By Claire West

As the government prepares to launch a major review of employment tribunals, the TUC has recently warned that any major changes to the system could stop employees who have been wronged at work from seeking justice, and give the green light to rogue employers to break the law.

In recent weeks, employer groups have been lobbying hard for ministers to change the tribunal system, but the TUC says that rather than complaining about the cost of cases and supposedly vexatious claims, employers should be working harder at treating their staff well, improving their employment practices, and ensuring they stay within the law.

The TUC is concerned, for example, that employer calls for an increase in the qualifying period in which workers can claim unfair dismissal from one to two years would prevent thousands of wronged employees from challenging their employers, and allow companies to sack staff at whim.

Similarly, says the TUC, making people pay a fee of up to £500 before they can go to a tribunal would deter many employees with genuine cases, especially low paid individuals who have just lost their jobs and no longer have a salary to rely upon.

Commenting on the forthcoming consultation, TUC General Secretary Brendan Barber said: 'At the heart of any change to the tribunal system has to be the desire to make it more effective at delivering justice to the thousands of people who every year are wronged at work.

'While employer groups complain that tribunals are costing them too much, they seem to have lost sight of the fact that if firms treated their staff as they are meant to, few would ever find themselves taken to court.

'Instead of a focus on the employment tribunal process, ministers' time would be better spent looking at why so many companies, especially small employers, have such poor employment practices.

'When things go wrong at work, it's better for everyone concerned that the problem is resolved within the workplace, which is why mediation and the assistance provided by unions and ACAS is so invaluable. It's no accident that employers who work with unions are much less likely to find themselves in front of a tribunal than firms where there are no unions.

'The government should stand firm in the face of the intense employer lobbying seen in recent weeks and leave employment tribunals to continue holding rogue employers to account and delivering justice for all workers who have been discriminated against or treated unfairly.'

The TUC says that a number of the claims being put forward by employer groups are misleading:

•Employers say the numbers of claims are increasing, but the vast majority of the 236,000 cases taken last year were multiple claims covering large groups of workers, often in disputes over working time or equal pay. The number of claims made by individual employees is still low. (In 2009/10, there was a 90 per cent increase in multiple claims, single claims were up just 14 per cent on the previous year.)
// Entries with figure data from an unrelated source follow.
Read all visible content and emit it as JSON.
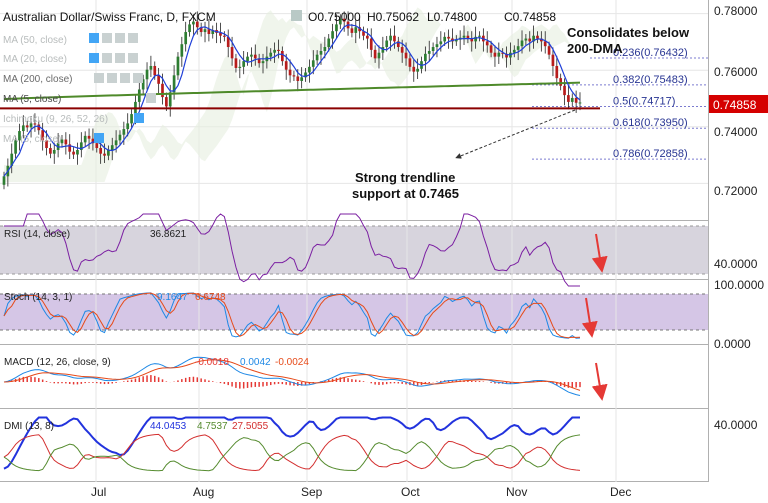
{
  "header": {
    "symbol": "Australian Dollar/Swiss Franc, D, FXCM",
    "ohlc": [
      "O0.75000",
      "H0.75062",
      "L0.74800",
      "C0.74858"
    ]
  },
  "indicator_legend": [
    "MA (50, close)",
    "MA (20, close)",
    "MA (200, close)",
    "MA (5, close)",
    "Ichimoku (9, 26, 52, 26)",
    "MA (5, close)"
  ],
  "annotations": {
    "consolidates": [
      "Consolidates below",
      "200-DMA"
    ],
    "trendline": [
      "Strong trendline",
      "support at 0.7465"
    ]
  },
  "colors": {
    "candle_up": "#2e7d32",
    "candle_down": "#b71c1c",
    "ma200": "#4e8a2a",
    "ma5": "#1f3fd8",
    "trendline": "#8b0000",
    "price_tag": "#d50000",
    "rsi": "#7b1fa2",
    "stoch_k": "#1e88e5",
    "stoch_d": "#e64a19",
    "macd": "#1e88e5",
    "signal": "#e64a19",
    "dmi_adx": "#2233dd",
    "dmi_plus": "#d32f2f",
    "dmi_minus": "#558b2f",
    "arrow": "#e53935"
  },
  "chart_data": [
    {
      "type": "candlestick",
      "title": "Australian Dollar/Swiss Franc, D, FXCM",
      "x_ticks": [
        "Jul",
        "Aug",
        "Sep",
        "Oct",
        "Nov",
        "Dec"
      ],
      "y_ticks": [
        "0.78000",
        "0.76000",
        "0.74000",
        "0.72000"
      ],
      "ylim": [
        0.712,
        0.782
      ],
      "last_price": "0.74858",
      "ohlc_last": {
        "open": 0.75,
        "high": 0.75062,
        "low": 0.748,
        "close": 0.74858
      },
      "fibonacci": [
        {
          "label": "0.236(0.76432)",
          "value": 0.76432
        },
        {
          "label": "0.382(0.75483)",
          "value": 0.75483
        },
        {
          "label": "0.5(0.74717)",
          "value": 0.74717
        },
        {
          "label": "0.618(0.73950)",
          "value": 0.7395
        },
        {
          "label": "0.786(0.72858)",
          "value": 0.72858
        }
      ],
      "trendline_support": 0.7465,
      "closes": [
        0.7225,
        0.7262,
        0.7305,
        0.7352,
        0.7385,
        0.7405,
        0.7398,
        0.7412,
        0.7408,
        0.7388,
        0.7352,
        0.7325,
        0.7305,
        0.7318,
        0.7342,
        0.7355,
        0.7338,
        0.7312,
        0.7302,
        0.7318,
        0.7345,
        0.7368,
        0.7358,
        0.7342,
        0.7325,
        0.7305,
        0.7298,
        0.7318,
        0.7335,
        0.7352,
        0.7372,
        0.7392,
        0.7412,
        0.7445,
        0.7488,
        0.7532,
        0.7568,
        0.7602,
        0.7615,
        0.7582,
        0.7552,
        0.7505,
        0.7472,
        0.7522,
        0.7582,
        0.7648,
        0.7692,
        0.7735,
        0.7762,
        0.7772,
        0.7752,
        0.7735,
        0.7745,
        0.7728,
        0.7742,
        0.7732,
        0.7722,
        0.7718,
        0.7682,
        0.7642,
        0.7608,
        0.7612,
        0.7632,
        0.7648,
        0.7655,
        0.7642,
        0.7625,
        0.7632,
        0.7648,
        0.7662,
        0.7672,
        0.7668,
        0.7632,
        0.7602,
        0.7582,
        0.7578,
        0.7562,
        0.7575,
        0.7592,
        0.7612,
        0.7635,
        0.7655,
        0.7668,
        0.7682,
        0.7712,
        0.7738,
        0.7762,
        0.7782,
        0.7772,
        0.7748,
        0.7732,
        0.7752,
        0.7738,
        0.7722,
        0.7712,
        0.7672,
        0.7642,
        0.7662,
        0.7682,
        0.7705,
        0.7722,
        0.7702,
        0.7682,
        0.7662,
        0.7642,
        0.7612,
        0.7595,
        0.7605,
        0.7632,
        0.7658,
        0.7668,
        0.7682,
        0.7692,
        0.7702,
        0.7718,
        0.7712,
        0.7702,
        0.7708,
        0.7715,
        0.7722,
        0.7712,
        0.7702,
        0.7718,
        0.7722,
        0.7702,
        0.7688,
        0.7662,
        0.7648,
        0.7662,
        0.7658,
        0.7645,
        0.7662,
        0.7672,
        0.7685,
        0.7705,
        0.7712,
        0.7702,
        0.7722,
        0.7712,
        0.7702,
        0.7685,
        0.7655,
        0.7615,
        0.7572,
        0.7545,
        0.7512,
        0.7488,
        0.7502,
        0.7485,
        0.7486
      ]
    },
    {
      "type": "line",
      "title": "RSI (14, close)",
      "value_label": "36.8621",
      "y_ticks": [
        "40.0000"
      ],
      "ylim": [
        20,
        80
      ],
      "bands": [
        30,
        70
      ]
    },
    {
      "type": "line",
      "title": "Stoch (14, 3, 1)",
      "value_labels": [
        "9.1647",
        "6.6748"
      ],
      "y_ticks": [
        "100.0000",
        "0.0000"
      ],
      "ylim": [
        0,
        100
      ],
      "bands": [
        20,
        80
      ]
    },
    {
      "type": "line",
      "title": "MACD (12, 26, close, 9)",
      "value_labels": [
        "-0.0018",
        "0.0042",
        "-0.0024"
      ],
      "y_ticks": [
        "0.0000"
      ]
    },
    {
      "type": "line",
      "title": "DMI (13, 8)",
      "value_labels": [
        "44.0453",
        "4.7537",
        "27.5055"
      ],
      "y_ticks": [
        "40.0000"
      ],
      "ylim": [
        0,
        55
      ]
    }
  ]
}
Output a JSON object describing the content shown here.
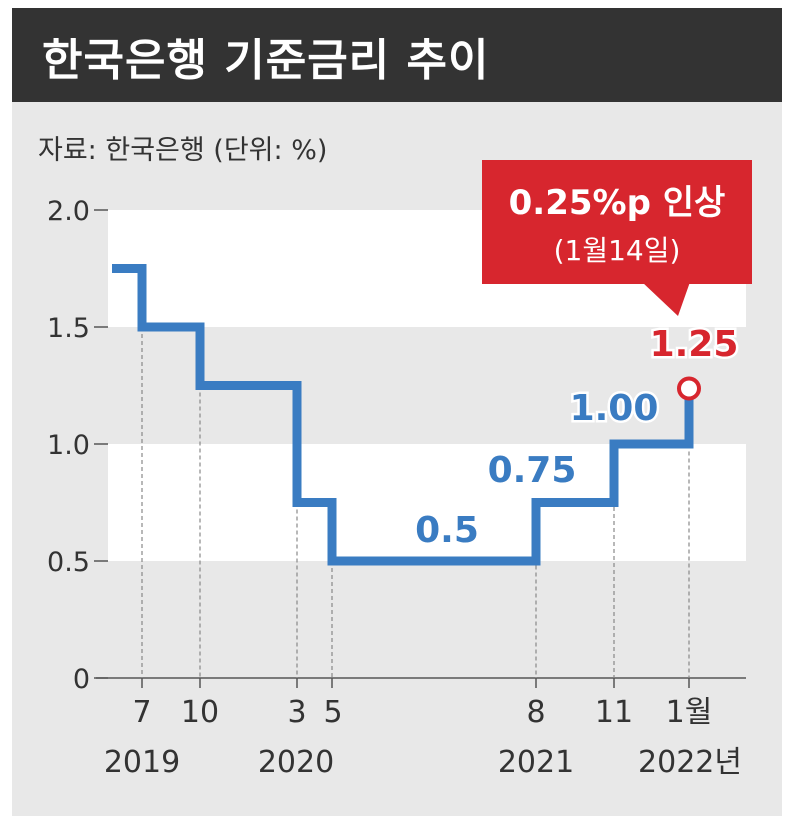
{
  "title": "한국은행 기준금리 추이",
  "source": "자료: 한국은행  (단위: %)",
  "callout": {
    "headline": "0.25%p 인상",
    "date": "(1월14일)"
  },
  "colors": {
    "header_bg": "#333333",
    "panel_bg": "#e8e8e8",
    "band": "#ffffff",
    "line": "#3a7cc2",
    "highlight": "#d7262e",
    "text": "#333333"
  },
  "chart_data": {
    "type": "line",
    "step": true,
    "title": "한국은행 기준금리 추이",
    "ylabel": "",
    "xlabel": "",
    "ylim": [
      0,
      2.0
    ],
    "yticks": [
      "0",
      "0.5",
      "1.0",
      "1.5",
      "2.0"
    ],
    "x_month_labels": [
      "7",
      "10",
      "3",
      "5",
      "8",
      "11",
      "1월"
    ],
    "x_year_labels": [
      "2019",
      "2020",
      "2021",
      "2022년"
    ],
    "series": [
      {
        "name": "",
        "points": [
          {
            "x": "2019-05",
            "y": 1.75
          },
          {
            "x": "2019-07",
            "y": 1.5
          },
          {
            "x": "2019-10",
            "y": 1.25
          },
          {
            "x": "2020-03",
            "y": 0.75
          },
          {
            "x": "2020-05",
            "y": 0.5
          },
          {
            "x": "2021-08",
            "y": 0.75
          },
          {
            "x": "2021-11",
            "y": 1.0
          },
          {
            "x": "2022-01",
            "y": 1.25
          }
        ]
      }
    ],
    "data_labels": [
      {
        "x": "2020-05",
        "label": "0.5"
      },
      {
        "x": "2021-08",
        "label": "0.75"
      },
      {
        "x": "2021-11",
        "label": "1.00"
      },
      {
        "x": "2022-01",
        "label": "1.25"
      }
    ],
    "grid": false,
    "alternating_bands": true
  }
}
•Employment tribunals already have the power to require deposits from individuals taking cases, and judges regularly issue costs orders and strike out claims they see as 'vexatious or misconceived'. The tribunal system is based on the principle that employees should not be deterred from bringing cases through fear of large costs should they lose.

•It is a myth that workers use the employment tribunal system in a vexatious manner. It is widely recognised that bringing a tribunal claim can be a highly stressful and time-consuming experience, and as a result many individuals decide not to enforce their rights and take their employers to court.
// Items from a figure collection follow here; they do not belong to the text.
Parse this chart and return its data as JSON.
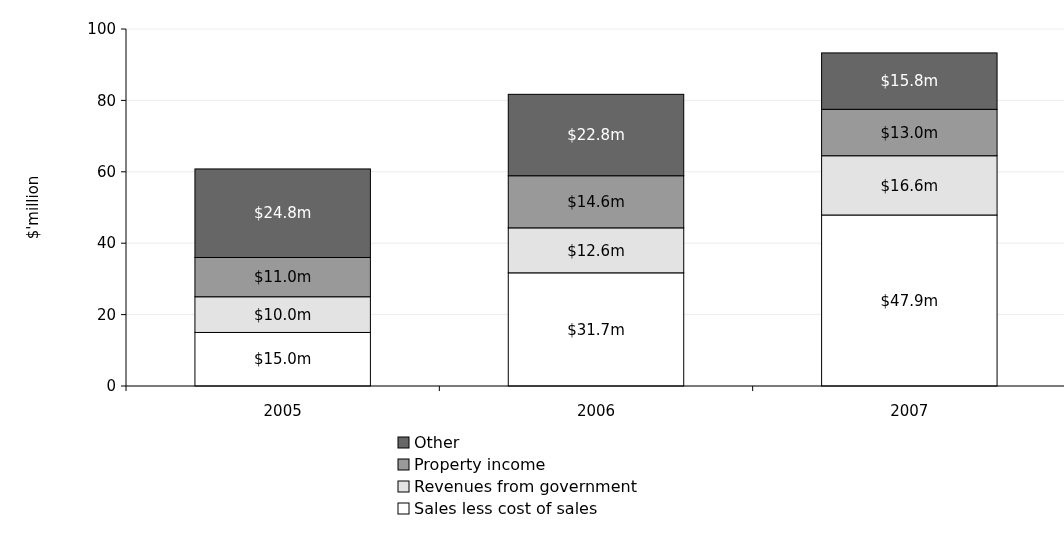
{
  "chart_data": {
    "type": "bar",
    "stacked": true,
    "ylabel": "$'million",
    "categories": [
      "2005",
      "2006",
      "2007"
    ],
    "ylim": [
      0,
      100
    ],
    "yticks": [
      0,
      20,
      40,
      60,
      80,
      100
    ],
    "grid": "y",
    "legend": "bottom",
    "series": [
      {
        "name": "Sales less cost of sales",
        "color": "#ffffff",
        "values": [
          15.0,
          31.7,
          47.9
        ],
        "value_labels": [
          "$15.0m",
          "$31.7m",
          "$47.9m"
        ]
      },
      {
        "name": "Revenues from government",
        "color": "#e3e3e3",
        "values": [
          10.0,
          12.6,
          16.6
        ],
        "value_labels": [
          "$10.0m",
          "$12.6m",
          "$16.6m"
        ]
      },
      {
        "name": "Property income",
        "color": "#999999",
        "values": [
          11.0,
          14.6,
          13.0
        ],
        "value_labels": [
          "$11.0m",
          "$14.6m",
          "$13.0m"
        ]
      },
      {
        "name": "Other",
        "color": "#666666",
        "values": [
          24.8,
          22.8,
          15.8
        ],
        "value_labels": [
          "$24.8m",
          "$22.8m",
          "$15.8m"
        ]
      }
    ]
  }
}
•Raising the qualifying period for workers who believe they have been unfairly dismissed would deter many genuinely wronged individuals from seeking justice. In such cases it can be vital for employees to be able to clear their name, especially where they have been dismissed for alleged capability or conduct reasons on often flimsy grounds. Having such a reason stated for dismissal can seriously impair the person's ability to find future work, can reduce their earning potential, and irreparably damage their careers.